The idea that we can cultivate the ability to control and manipulate the course of life and the ‘energy’ that produces friction or maintains harmony — and what allows you to get what you want — has pervaded our daily conversations with sentences like, ‘you just need to ask for it and you’ll get it’, which points to the way neoliberal capitalism has seeped into the unconscious of our culture as it doesn’t look at the structures that maintain hierarchy but it measures the individual’s success. If you aren’t successful is because you simply aren’t working hard enough. Dubbed “confidence culture” by sociologists Shani Orgad and Rosalind Gill in their recently released book of the same name, it explains how this self-centred narrative doesn’t look into systemic social and political structures but looks at individuals as their own fortune harvesters.
Looking with naive enthusiasm at situations that are anything but motivating — if not, miserable — relate most recently to the emergence of the New Age and its hotch-potch of ideas based on spiritual beliefs and practices that embrace the expectation of a major and universal change based on harnessing the human potential at an individual and collective level. Although New Age doesn’t really abide by clear ideas in general, it certainly encourages the practice of justifying why things turn the way they do on the premise that events happen only for the better. ‘Did you lose your job? That must be because something better is gonna come your way.’
Toxic positivity in the form of New Age spirituality promotes a state of perpetual positivity by means of ignoring everything that causes discontent in order to stick to the ‘good vibes only’ concept, a way of thinking that’s simply unbearable as it sets the pressure to pursue happiness no matter the circumstances. The idea that being happy is a matter of believing in it is to look away from the problem instead of addressing it. Stressed about climate change? But we can wear bikinis!
But why are we obsessed with being in an eternal state of happiness? The reason why we’ve grown used to saying things like ‘it could be worse’ and ‘everything happens for a reason’, explains Whitney Goodman, author of Toxic Positivity: Keeping It Real in a World Obsessed With Being Happy, is that it’s easier to wade off the complexity of events instead of engaging authentically. Or engaging at all. “Rather than identifying social issues and working collectively to change them, confidence culture turns away from wider political, economic and social issues and encourages women to turn inwards and work on themselves as a means of doing and feeling better,” Gill explains in an interview to Dazed.

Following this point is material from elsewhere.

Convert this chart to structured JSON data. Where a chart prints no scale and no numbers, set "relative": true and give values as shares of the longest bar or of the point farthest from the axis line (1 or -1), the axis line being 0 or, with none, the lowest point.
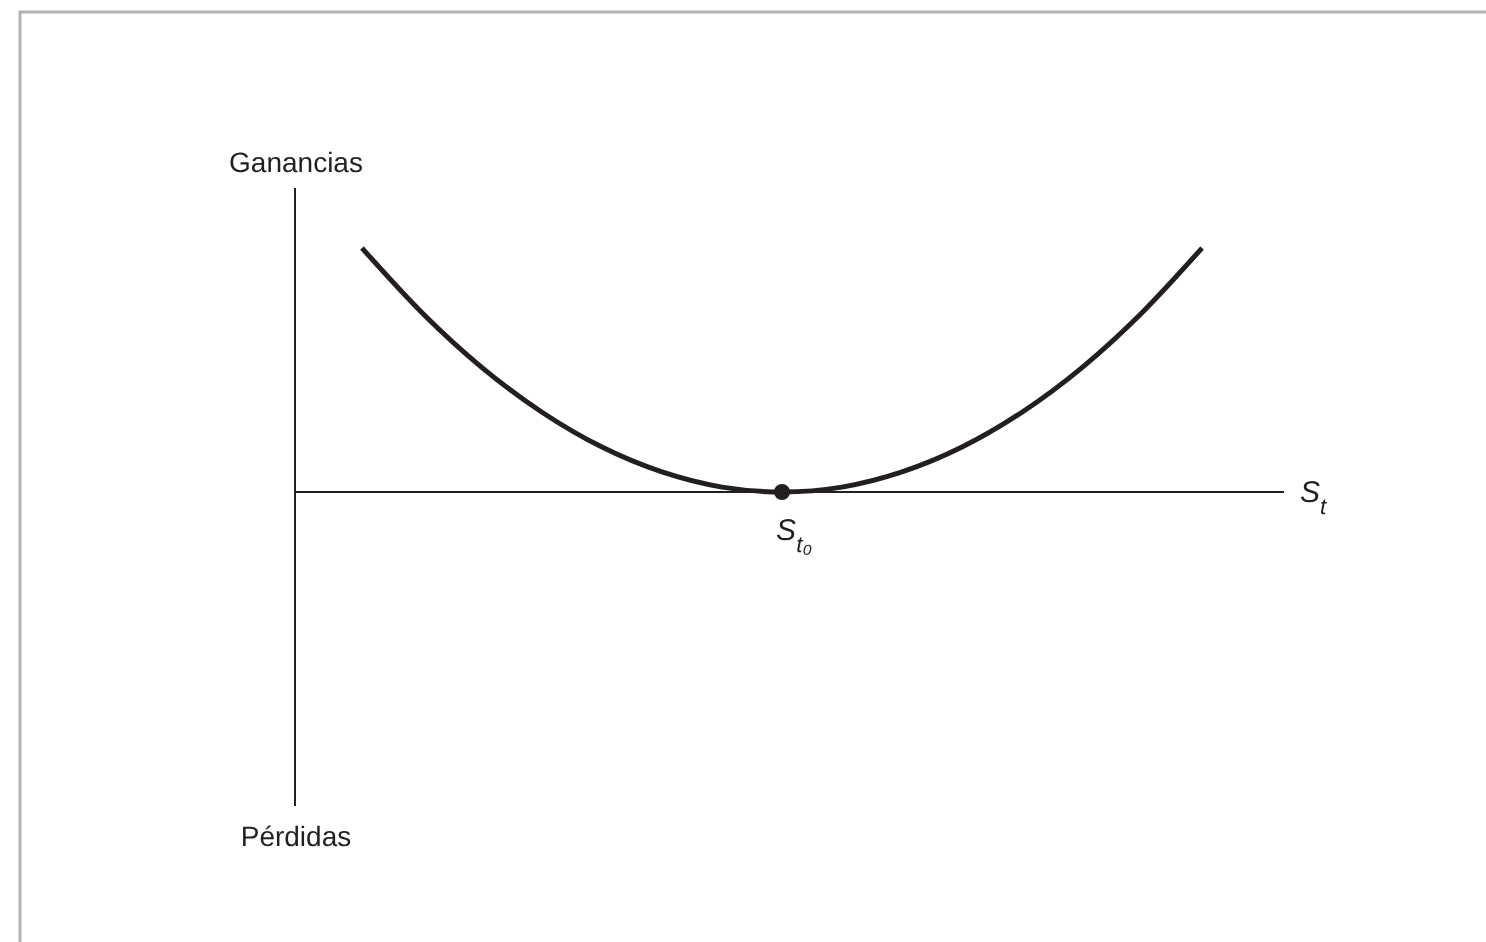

The unrelenting pressure to buy into the concept of happiness and mental wellness can be seen in the second season of the HBO tv show Euphoria, when Kat — played by Barbie Ferreira — is feeling depressed because she cannot figure out why she doesn’t love her caring boyfriend Ethan.
“Kat hated herself. But the problem with hating yourself is you can’t really talk about it because at some point recently, the whole world joined a self-help cult and won’t shut the fuck up about it,” the narrator says as model-type women start to appear in Kat’s bathroom, telling her, “Kat, you just have to love yourself.” And while the exchange continues, Kat cries, “But that’s what I’m trying to tell you – I fucking hate myself.”
So here’s something for those who are overwhelmed by applying themselves to the limit in order to fix themselves: stop gaslighting yourself! We live in a world that glorifies success and praises individuality — but does that mean we can really transform our reality by simply reimagining it?